National Academies:

New Heroes

Victor Dzau portrait by Christopher Michel

Victor Dzau

I’ve been photographing Victor Dzau for the better part of a decade, watching him move through the grand halls of science and policy with the ease of someone who has spent a lifetime bridging the two. This portrait was made at the National Academies’ historic building on the National Mall, a place steeped in the weight of American scientific ambition. Dzau carries that weight lightly but deliberately, his presence, like his work, is measured, precise, and deeply engaged with the future of medicine.

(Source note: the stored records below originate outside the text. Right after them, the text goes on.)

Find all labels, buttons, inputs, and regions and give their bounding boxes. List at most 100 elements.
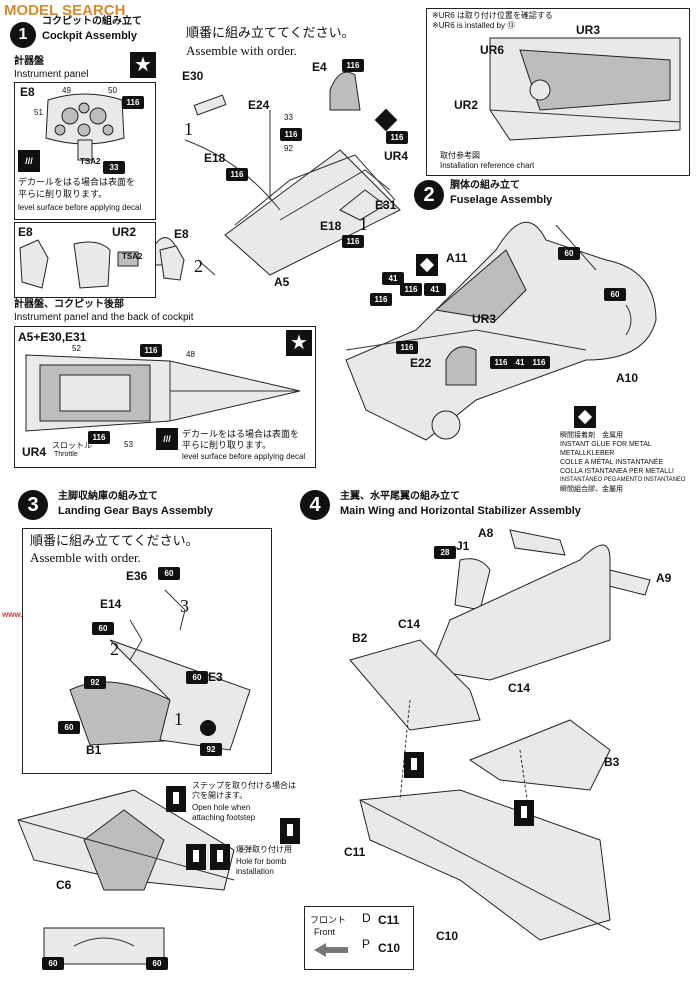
step1-order-jp: 順番に組み立ててください。 (186, 25, 355, 40)
a5-detail-label: A5+E30,E31 (18, 330, 87, 344)
order-number-2: 2 (194, 256, 203, 276)
step3-number-badge: 3 (18, 490, 48, 520)
lower-wing-drawing (17, 789, 235, 965)
step1-title-jp: コクピットの組み立て (42, 16, 142, 27)
color-51: 51 (34, 108, 43, 117)
color-116-s2-badge-5: 116 (528, 356, 550, 369)
color-28-badge: 28 (434, 546, 456, 559)
decal-note-2-jp-2: 平らに削り取ります。 (182, 440, 272, 450)
color-116-badge: 116 (122, 96, 144, 109)
step1-title-en: Cockpit Assembly (42, 30, 137, 42)
part-c6-label: C6 (56, 878, 72, 892)
watermark-logo: MODEL SEARCH (4, 2, 125, 19)
part-ur4-label: UR4 (22, 445, 47, 459)
color-53: 53 (124, 440, 133, 449)
footstep-en-1: Open hole when (192, 803, 251, 812)
order-number-1-e18: 1 (359, 214, 368, 234)
metal-glue-icon-legend (574, 406, 596, 428)
color-116-e18-badge: 116 (226, 168, 248, 181)
step1-number-badge: 1 (10, 22, 36, 48)
step1-order-en: Assemble with order. (186, 43, 297, 58)
decal-icon: /// (18, 150, 40, 172)
part-b1-label: B1 (86, 743, 102, 757)
footstep-jp-1: ステップを取り付ける場合は (192, 781, 296, 790)
glue-line-4: COLLE A MÉTAL INSTANTANÉE (560, 459, 664, 466)
decal-icon-2: /// (156, 428, 178, 450)
step3-order-en: Assemble with order. (30, 550, 141, 565)
color-60-badge-1: 60 (558, 247, 580, 260)
part-c14-label-1: C14 (398, 617, 421, 631)
part-c14-label-2: C14 (508, 681, 531, 695)
color-92-badge-1: 92 (84, 676, 106, 689)
color-48: 48 (186, 350, 195, 359)
cockpit-back-en: Instrument panel and the back of cockpit (14, 312, 194, 323)
color-60-e3-badge: 60 (186, 671, 208, 684)
throttle-jp: スロットル (52, 441, 92, 450)
color-41-badge-2: 41 (424, 283, 446, 296)
ref-title-en: Installation reference chart (440, 161, 535, 170)
decal-note-jp-2: 平らに削り取ります。 (18, 189, 108, 199)
part-tsa2-label: TSA2 (80, 157, 101, 166)
wing-assembly-drawing (349, 529, 651, 941)
color-116-ur4-badge: 116 (386, 131, 408, 144)
watermark-brand: MODEL SEARCH (4, 2, 126, 19)
part-e31-label: E31 (375, 198, 397, 212)
wing-hole-icon-2 (514, 800, 534, 826)
color-41-badge-1: 41 (382, 272, 404, 285)
step3-title-jp: 主脚収納庫の組み立て (58, 491, 158, 502)
glue-line-2: INSTANT GLUE FOR METAL (560, 441, 652, 448)
instrument-panel-jp: 計器盤 (14, 56, 44, 67)
footstep-jp-2: 穴を開けます。 (192, 791, 248, 800)
part-a5-label: A5 (274, 275, 290, 289)
fuselage-assembly-drawing (345, 221, 657, 441)
color-116-e24-badge: 116 (280, 128, 302, 141)
front-jp: フロント (310, 915, 347, 925)
bomb-en-1: Hole for bomb (236, 857, 287, 866)
front-en: Front (314, 927, 336, 937)
part-ur2-label: UR2 (112, 225, 137, 239)
part-a8-label: A8 (478, 526, 494, 540)
color-60-c6-badge-1: 60 (42, 957, 64, 970)
throttle-en: Throttle (54, 451, 78, 458)
order-number-3: 3 (180, 596, 189, 616)
front-c11-label: C11 (378, 913, 400, 927)
ref-title-jp: 取付参考図 (440, 151, 480, 160)
color-116-s2-badge-1: 116 (400, 283, 422, 296)
ref-ur3-label: UR3 (576, 23, 601, 37)
color-41-badge-3: 41 (509, 356, 531, 369)
decal-note-2-en: level surface before applying decal (182, 452, 306, 461)
step3-title-en: Landing Gear Bays Assembly (58, 505, 213, 517)
color-60-e36-badge: 60 (158, 567, 180, 580)
color-116-a5-badge: 116 (140, 344, 162, 357)
e8-part-drawing (159, 245, 185, 281)
order-number-2-s3: 2 (110, 639, 119, 659)
step3-order-jp: 順番に組み立ててください。 (30, 533, 199, 548)
bomb-jp: 爆弾取り付け用 (236, 845, 292, 854)
installation-reference-drawing (489, 37, 681, 141)
glue-line-7: 瞬間組合膠、金屬用 (560, 486, 623, 493)
star-icon: ★ (130, 52, 156, 78)
cockpit-assembly-drawing (154, 71, 401, 276)
color-116-e4-badge: 116 (342, 59, 364, 72)
a5-detail-drawing (25, 354, 301, 432)
cockpit-back-drawing (19, 239, 139, 289)
decal-note-en: level surface before applying decal (18, 203, 142, 212)
decal-note-jp-1: デカールをはる場合は表面を (18, 177, 136, 187)
part-c11-label: C11 (344, 845, 366, 859)
part-a11-label: A11 (446, 251, 468, 265)
step4-title-jp: 主翼、水平尾翼の組み立て (340, 491, 460, 502)
instrument-panel-drawing (45, 93, 125, 161)
color-33-badge: 33 (103, 161, 125, 174)
color-116-s2-badge-2: 116 (370, 293, 392, 306)
wing-hole-icon-1 (404, 752, 424, 778)
color-60-badge-2: 60 (604, 288, 626, 301)
part-e24-label: E24 (248, 98, 270, 112)
part-a9-label: A9 (656, 571, 672, 585)
front-c10-label: C10 (378, 941, 401, 955)
color-92-badge-2: 92 (200, 743, 222, 756)
part-e8-label: E8 (20, 85, 35, 99)
front-arrow-icon (314, 943, 348, 957)
part-e8-label-3: E8 (174, 227, 189, 241)
color-92-e24: 92 (284, 144, 293, 153)
bomb-en-2: installation (236, 867, 274, 876)
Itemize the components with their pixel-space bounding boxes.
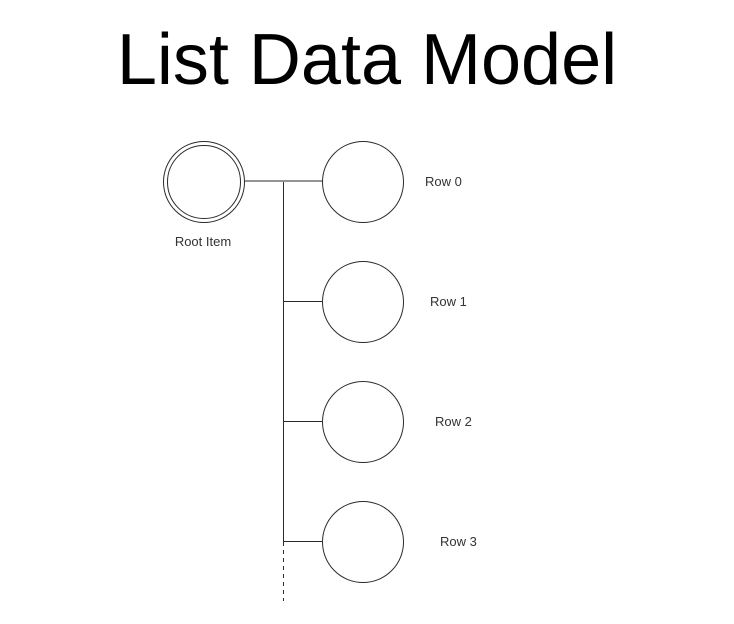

Born in China, trained in the West, he made his mark first as a physician, then as a scientist, and finally as a leader who could shape the very structure of healthcare itself. In the 1980s, his research helped lay the foundation for ACE inhibitors, a class of drugs that changed the way we treat high blood pressure and heart failure. The implications were vast, millions of lives extended, millions more made livable. But Dzau didn’t stop at the lab bench. He had the rare ability to see medicine not just as a collection of discoveries but as an interconnected system, where the right intervention at the right level, whether molecular or political, could shift the trajectory of global health.

At the National Academy of Medicine, where he has served as president since 2014, he has worked to shape that system with a steady hand. He has led the charge on pandemic preparedness, recognizing long before COVID-19 that the world was unready for what was coming. He has pushed medicine beyond the clinic and into the realm of climate change, artificial intelligence, and the future of aging. His vision is expansive: not just to heal individuals, but to reimagine the way societies approach health itself.

Watching him work, I’ve often thought about how certain people seem to bend the arc of history. Dzau does it not with force but with quiet persistence, a belief that the next breakthrough is always possible, if only we are willing to build the right structures to support it.